Dr. Douglas Diekema, an ethicist at Children’s Hospital, said he met with the parents and became convinced they were motivated by love and the girl’s best interests.

Diekema said he was mainly concerned with making sure the little girl would benefit and not suffer any harm from the treatment. She did not, and is doing well, he said.

“The more her parents can be touching her and caring for her … and involving her in family activities, the better for her,” he said. “The parents’ argument was, ‘If she’s smaller and lighter, we will be able to do that for a longer period of time.’”

mahsaak
01-05-2007, 12:48 PM
elahi bemiram, che chizayee adam mibine, ghadre salamatimoono bedoonim, ina baese peyda kardane khodemoonan, enshala shafa peyda kone, va khanevadasho gharghe shady kone,

cheghade afsorde shodam!!!!

RedWine
01-06-2007, 05:07 AM
Washington, D.C. (AHN) - The international medical community, and hundreds of thousands of people across the world are debating the ethics and morality behind one family's decision to retard the physical growth of a young girl with a mental disorder.

Known as Ashley X, for privacy, the girl suffers from static encephalopathy, which will keep her mind at the same level as a three-month-old baby; unable to do even some of the most basic of functions like holding one's head up, or speaking.

A pair doctors at Seattle Children's Hospital, Daniel Gunther and Douglas Diekema, devised a plan to keep the girl from "growing older," by removing her uterus, appendix and still-forming breasts, then administering estrogen to further stunt her growth.

The decision was made to help keep Ashley a child, and make her care easier on her parents.

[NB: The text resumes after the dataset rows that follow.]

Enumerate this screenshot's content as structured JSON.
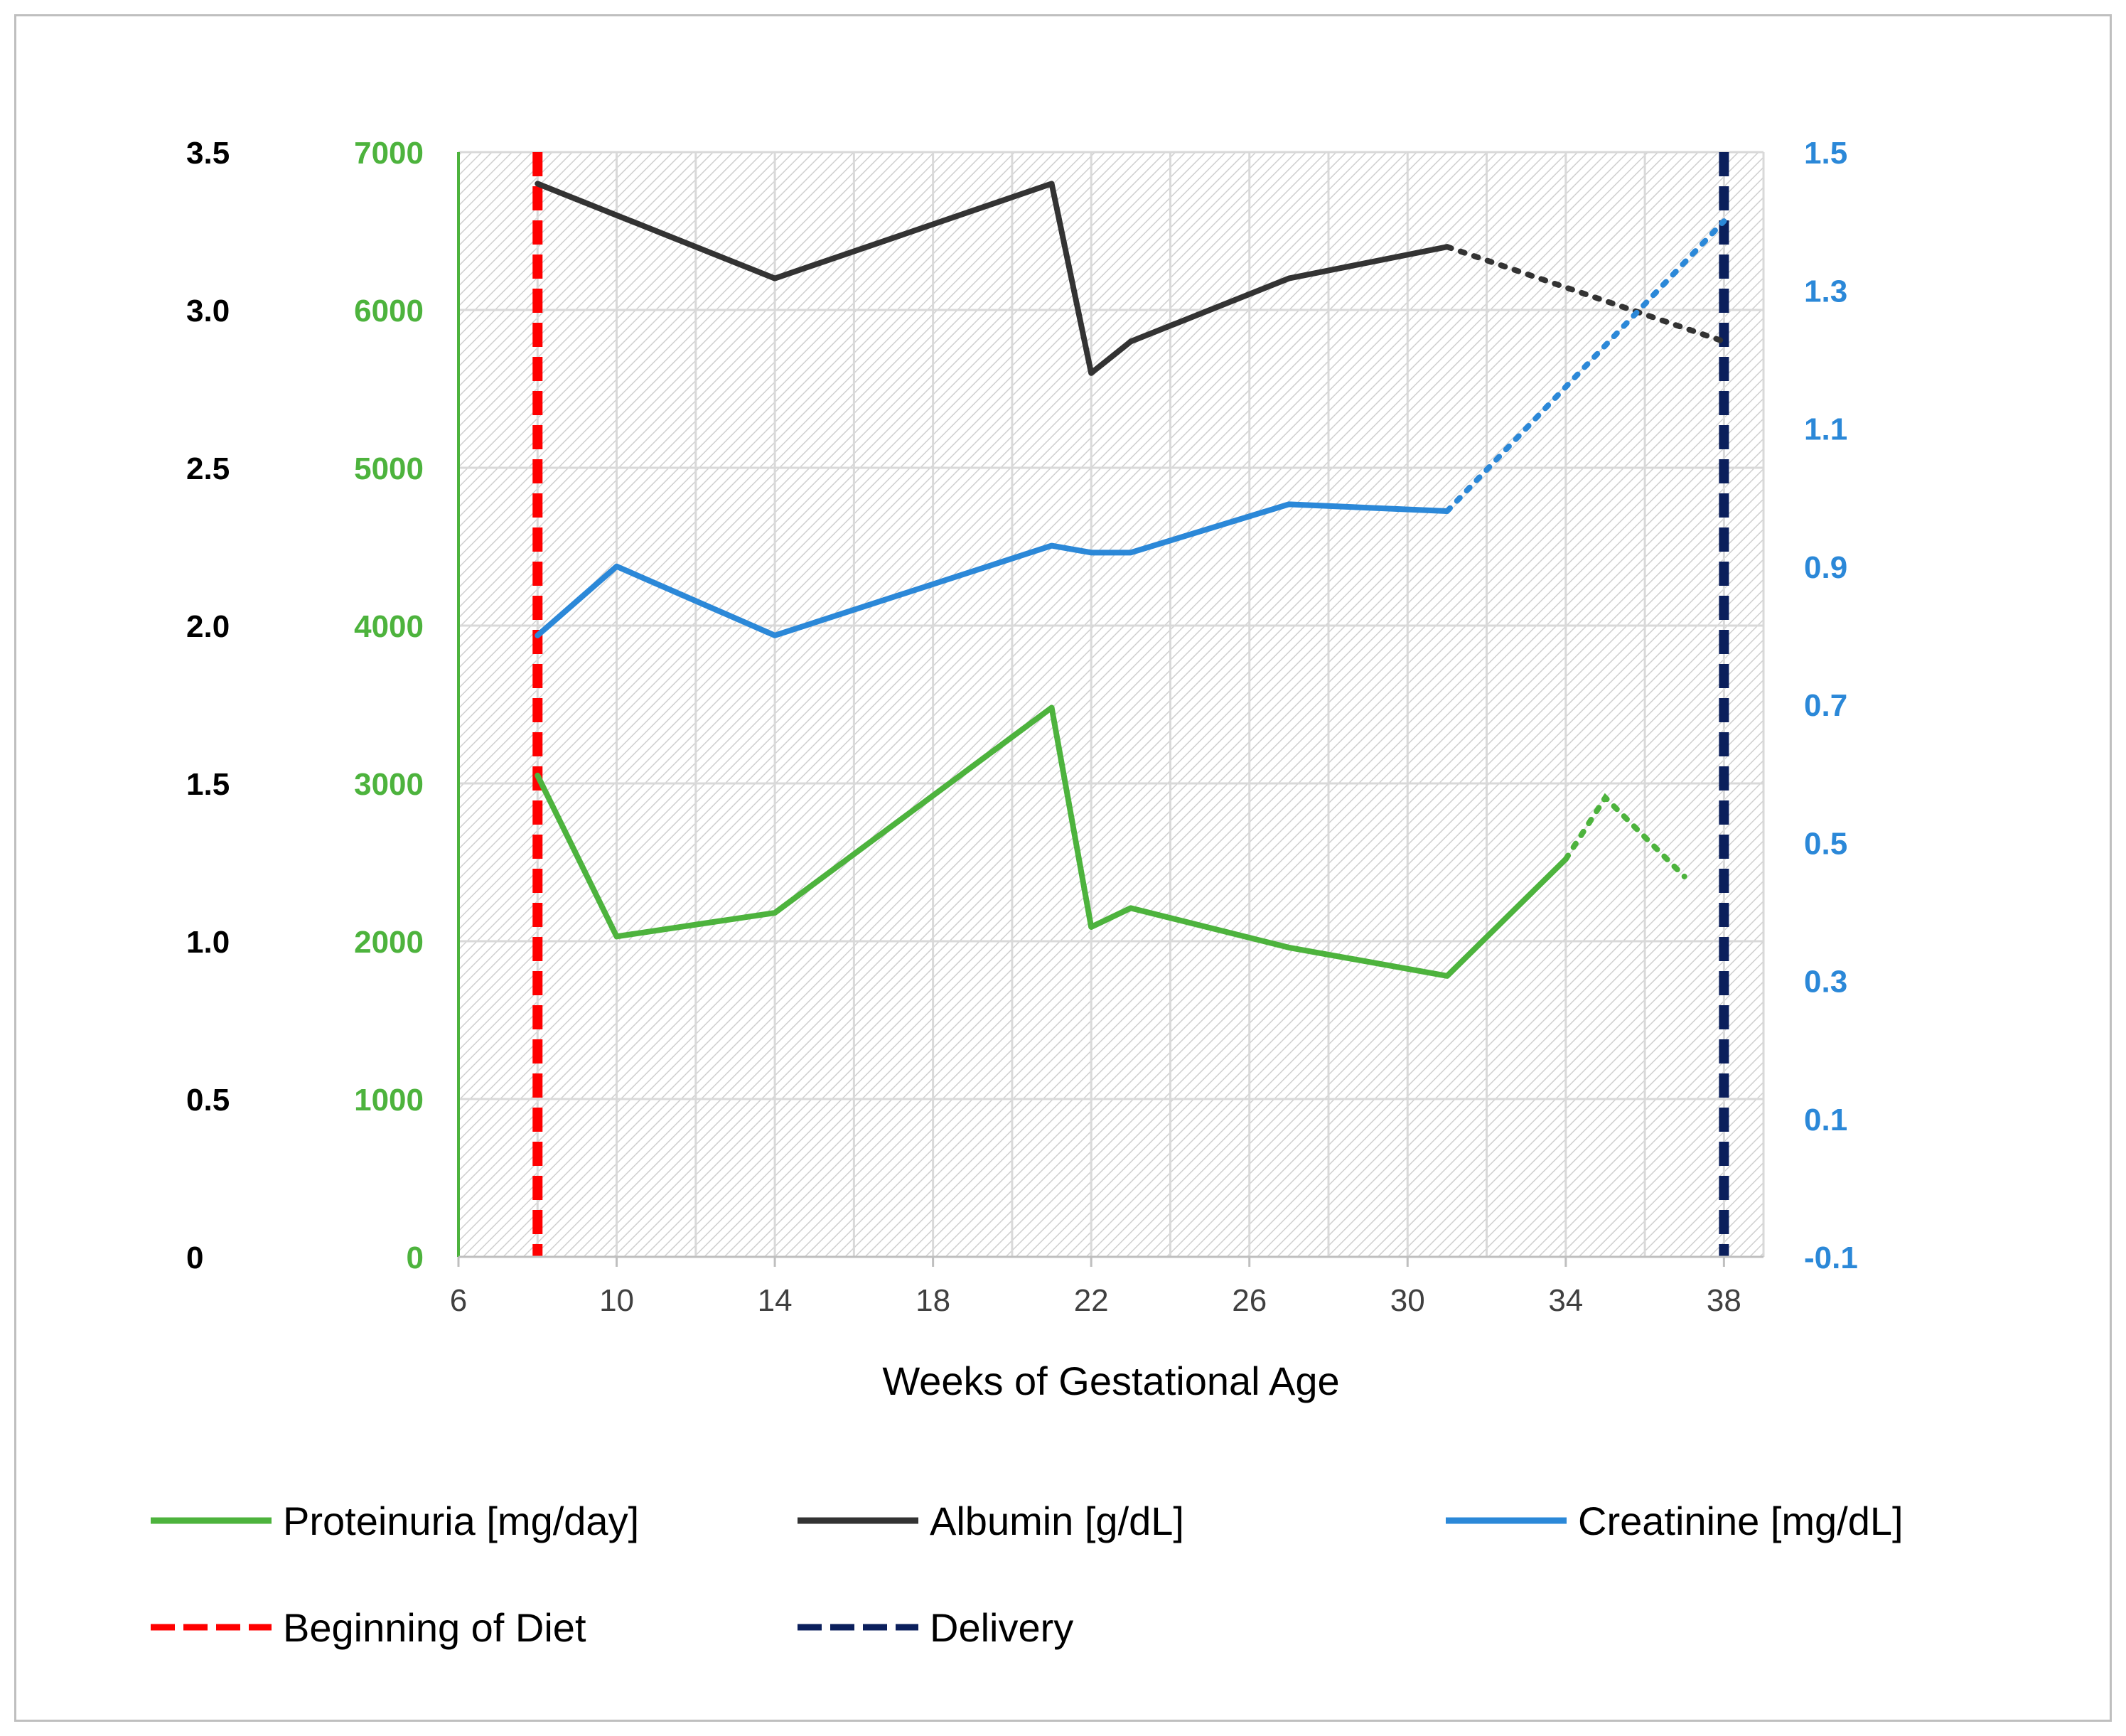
{
  "chart_data": {
    "type": "line",
    "title": "",
    "xlabel": "Weeks of Gestational Age",
    "xlim": [
      6,
      39
    ],
    "x_ticks": [
      "6",
      "10",
      "14",
      "18",
      "22",
      "26",
      "30",
      "34",
      "38"
    ],
    "grid": true,
    "axes": {
      "albumin_axis": {
        "ticks": [
          "0",
          "0.5",
          "1.0",
          "1.5",
          "2.0",
          "2.5",
          "3.0",
          "3.5"
        ],
        "ylim": [
          0,
          3.5
        ],
        "color": "#000000",
        "side": "left-outer"
      },
      "proteinuria_axis": {
        "ticks": [
          "0",
          "1000",
          "2000",
          "3000",
          "4000",
          "5000",
          "6000",
          "7000"
        ],
        "ylim": [
          0,
          7000
        ],
        "color": "#4db33d",
        "side": "left-inner"
      },
      "creatinine_axis": {
        "ticks": [
          "-0.1",
          "0.1",
          "0.3",
          "0.5",
          "0.7",
          "0.9",
          "1.1",
          "1.3",
          "1.5"
        ],
        "ylim": [
          -0.1,
          1.5
        ],
        "color": "#2b88d8",
        "side": "right"
      }
    },
    "series": [
      {
        "name": "Proteinuria [mg/day]",
        "axis": "proteinuria_axis",
        "color": "#4db33d",
        "x": [
          8,
          10,
          14,
          21,
          22,
          23,
          27,
          31,
          34
        ],
        "values": [
          3050,
          2030,
          2180,
          3480,
          2090,
          2210,
          1960,
          1780,
          2520
        ],
        "projected": {
          "x": [
            34,
            35,
            37
          ],
          "values": [
            2520,
            2910,
            2410
          ]
        }
      },
      {
        "name": "Albumin [g/dL]",
        "axis": "albumin_axis",
        "color": "#333333",
        "x": [
          8,
          14,
          21,
          22,
          23,
          27,
          31
        ],
        "values": [
          3.4,
          3.1,
          3.4,
          2.8,
          2.9,
          3.1,
          3.2
        ],
        "projected": {
          "x": [
            31,
            38
          ],
          "values": [
            3.2,
            2.9
          ]
        }
      },
      {
        "name": "Creatinine [mg/dL]",
        "axis": "creatinine_axis",
        "color": "#2b88d8",
        "x": [
          8,
          10,
          14,
          21,
          22,
          23,
          27,
          31
        ],
        "values": [
          0.8,
          0.9,
          0.8,
          0.93,
          0.92,
          0.92,
          0.99,
          0.98
        ],
        "projected": {
          "x": [
            31,
            38
          ],
          "values": [
            0.98,
            1.4
          ]
        }
      }
    ],
    "vertical_markers": [
      {
        "name": "Beginning of Diet",
        "x": 8,
        "color": "#ff0000"
      },
      {
        "name": "Delivery",
        "x": 38,
        "color": "#0b1f5c"
      }
    ],
    "legend": {
      "placement": "bottom",
      "items": [
        {
          "label": "Proteinuria [mg/day]",
          "color": "#4db33d",
          "style": "solid"
        },
        {
          "label": "Albumin [g/dL]",
          "color": "#333333",
          "style": "solid"
        },
        {
          "label": "Creatinine [mg/dL]",
          "color": "#2b88d8",
          "style": "solid"
        },
        {
          "label": "Beginning of Diet",
          "color": "#ff0000",
          "style": "dashed"
        },
        {
          "label": "Delivery",
          "color": "#0b1f5c",
          "style": "dashed"
        }
      ]
    }
  }
}
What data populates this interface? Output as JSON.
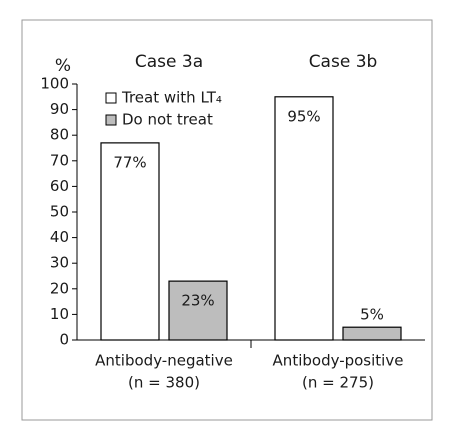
{
  "chart_data": {
    "type": "bar",
    "y_label": "%",
    "group_titles": [
      "Case 3a",
      "Case 3b"
    ],
    "categories": [
      [
        "Antibody-negative",
        "(n = 380)"
      ],
      [
        "Antibody-positive",
        "(n = 275)"
      ]
    ],
    "series": [
      {
        "name": "Treat with LT₄",
        "color": "#ffffff",
        "values": [
          77,
          95
        ],
        "value_labels": [
          "77%",
          "95%"
        ]
      },
      {
        "name": "Do not treat",
        "color": "#bdbdbd",
        "values": [
          23,
          5
        ],
        "value_labels": [
          "23%",
          "5%"
        ]
      }
    ],
    "ylim": [
      0,
      100
    ],
    "yticks": [
      0,
      10,
      20,
      30,
      40,
      50,
      60,
      70,
      80,
      90,
      100
    ],
    "grid": false
  }
}
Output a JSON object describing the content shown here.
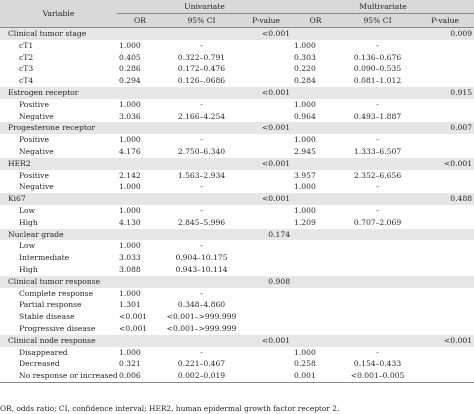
{
  "header": {
    "variable": "Variable",
    "univariate": "Univariate",
    "multivariate": "Multivariate",
    "or": "OR",
    "ci": "95% CI",
    "pvalue": "P-value"
  },
  "rows": [
    {
      "type": "group",
      "label": "Clinical tumor stage",
      "u_or": "",
      "u_ci": "",
      "u_p": "<0.001",
      "m_or": "",
      "m_ci": "",
      "m_p": "0.009"
    },
    {
      "type": "sub",
      "label": "cT1",
      "u_or": "1.000",
      "u_ci": "-",
      "u_p": "",
      "m_or": "1.000",
      "m_ci": "-",
      "m_p": ""
    },
    {
      "type": "sub",
      "label": "cT2",
      "u_or": "0.405",
      "u_ci": "0.322–0.791",
      "u_p": "",
      "m_or": "0.303",
      "m_ci": "0.136–0.676",
      "m_p": ""
    },
    {
      "type": "sub",
      "label": "cT3",
      "u_or": "0.286",
      "u_ci": "0.172–0.476",
      "u_p": "",
      "m_or": "0.220",
      "m_ci": "0.090–0.535",
      "m_p": ""
    },
    {
      "type": "sub",
      "label": "cT4",
      "u_or": "0.294",
      "u_ci": "0.126–.0686",
      "u_p": "",
      "m_or": "0.284",
      "m_ci": "0.081–1.012",
      "m_p": ""
    },
    {
      "type": "group",
      "label": "Estrogen receptor",
      "u_or": "",
      "u_ci": "",
      "u_p": "<0.001",
      "m_or": "",
      "m_ci": "",
      "m_p": "0.915"
    },
    {
      "type": "sub",
      "label": "Positive",
      "u_or": "1.000",
      "u_ci": "-",
      "u_p": "",
      "m_or": "1.000",
      "m_ci": "-",
      "m_p": ""
    },
    {
      "type": "sub",
      "label": "Negative",
      "u_or": "3.036",
      "u_ci": "2.166–4.254",
      "u_p": "",
      "m_or": "0.964",
      "m_ci": "0.493–1.887",
      "m_p": ""
    },
    {
      "type": "group",
      "label": "Progesterone receptor",
      "u_or": "",
      "u_ci": "",
      "u_p": "<0.001",
      "m_or": "",
      "m_ci": "",
      "m_p": "0.007"
    },
    {
      "type": "sub",
      "label": "Positive",
      "u_or": "1.000",
      "u_ci": "-",
      "u_p": "",
      "m_or": "1.000",
      "m_ci": "-",
      "m_p": ""
    },
    {
      "type": "sub",
      "label": "Negative",
      "u_or": "4.176",
      "u_ci": "2.750–6.340",
      "u_p": "",
      "m_or": "2.945",
      "m_ci": "1.333–6.507",
      "m_p": ""
    },
    {
      "type": "group",
      "label": "HER2",
      "u_or": "",
      "u_ci": "",
      "u_p": "<0.001",
      "m_or": "",
      "m_ci": "",
      "m_p": "<0.001"
    },
    {
      "type": "sub",
      "label": "Positive",
      "u_or": "2.142",
      "u_ci": "1.563–2.934",
      "u_p": "",
      "m_or": "3.957",
      "m_ci": "2.352–6.656",
      "m_p": ""
    },
    {
      "type": "sub",
      "label": "Negative",
      "u_or": "1.000",
      "u_ci": "-",
      "u_p": "",
      "m_or": "1.000",
      "m_ci": "-",
      "m_p": ""
    },
    {
      "type": "group",
      "label": "Ki67",
      "u_or": "",
      "u_ci": "",
      "u_p": "<0.001",
      "m_or": "",
      "m_ci": "",
      "m_p": "0.488"
    },
    {
      "type": "sub",
      "label": "Low",
      "u_or": "1.000",
      "u_ci": "-",
      "u_p": "",
      "m_or": "1.000",
      "m_ci": "-",
      "m_p": ""
    },
    {
      "type": "sub",
      "label": "High",
      "u_or": "4.130",
      "u_ci": "2.845–5.996",
      "u_p": "",
      "m_or": "1.209",
      "m_ci": "0.707–2.069",
      "m_p": ""
    },
    {
      "type": "group",
      "label": "Nuclear grade",
      "u_or": "",
      "u_ci": "",
      "u_p": "0.174",
      "m_or": "",
      "m_ci": "",
      "m_p": ""
    },
    {
      "type": "sub",
      "label": "Low",
      "u_or": "1.000",
      "u_ci": "-",
      "u_p": "",
      "m_or": "",
      "m_ci": "",
      "m_p": ""
    },
    {
      "type": "sub",
      "label": "Intermediate",
      "u_or": "3.033",
      "u_ci": "0.904–10.175",
      "u_p": "",
      "m_or": "",
      "m_ci": "",
      "m_p": ""
    },
    {
      "type": "sub",
      "label": "High",
      "u_or": "3.088",
      "u_ci": "0.943–10.114",
      "u_p": "",
      "m_or": "",
      "m_ci": "",
      "m_p": ""
    },
    {
      "type": "group",
      "label": "Clinical tumor response",
      "u_or": "",
      "u_ci": "",
      "u_p": "0.908",
      "m_or": "",
      "m_ci": "",
      "m_p": ""
    },
    {
      "type": "sub",
      "label": "Complete response",
      "u_or": "1.000",
      "u_ci": "-",
      "u_p": "",
      "m_or": "",
      "m_ci": "",
      "m_p": ""
    },
    {
      "type": "sub",
      "label": "Partial response",
      "u_or": "1.301",
      "u_ci": "0.348–4.860",
      "u_p": "",
      "m_or": "",
      "m_ci": "",
      "m_p": ""
    },
    {
      "type": "sub",
      "label": "Stable disease",
      "u_or": "<0.001",
      "u_ci": "<0.001–>999.999",
      "u_p": "",
      "m_or": "",
      "m_ci": "",
      "m_p": ""
    },
    {
      "type": "sub",
      "label": "Progressive disease",
      "u_or": "<0.001",
      "u_ci": "<0.001–>999.999",
      "u_p": "",
      "m_or": "",
      "m_ci": "",
      "m_p": ""
    },
    {
      "type": "group",
      "label": "Clinical node response",
      "u_or": "",
      "u_ci": "",
      "u_p": "<0.001",
      "m_or": "",
      "m_ci": "",
      "m_p": "<0.001"
    },
    {
      "type": "sub",
      "label": "Disappeared",
      "u_or": "1.000",
      "u_ci": "-",
      "u_p": "",
      "m_or": "1.000",
      "m_ci": "-",
      "m_p": ""
    },
    {
      "type": "sub",
      "label": "Decreased",
      "u_or": "0.321",
      "u_ci": "0.221–0.467",
      "u_p": "",
      "m_or": "0.258",
      "m_ci": "0.154–0.433",
      "m_p": ""
    },
    {
      "type": "sub",
      "label": "No response or increased",
      "u_or": "0.006",
      "u_ci": "0.002–0.019",
      "u_p": "",
      "m_or": "0.001",
      "m_ci": "<0.001–0.005",
      "m_p": ""
    }
  ],
  "footnote": "OR, odds ratio; CI, confidence interval; HER2, human epidermal growth factor receptor 2."
}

According to her parents, in an anonymous message posted on the internet, "Ashley will be moved and taken on trips more frequently and will have more exposure to activities and social gatherings ... instead of lying down in her bed staring at TV all day long."

According to the Times Online, the case was approved by the hospital's ethics committee in 2004, which agreed that because Ashley could never reproduce voluntarily she was not being subjected to forced sterilization. However, the case of Ashley X was not made public, and, as a result, no legal challenges were ever made.

Parinaz_M
01-06-2007, 10:57 AM
akhey, elahi
but i do agree that what her parents did was to make life easier for themselves, but they are the ones that have to take care of her.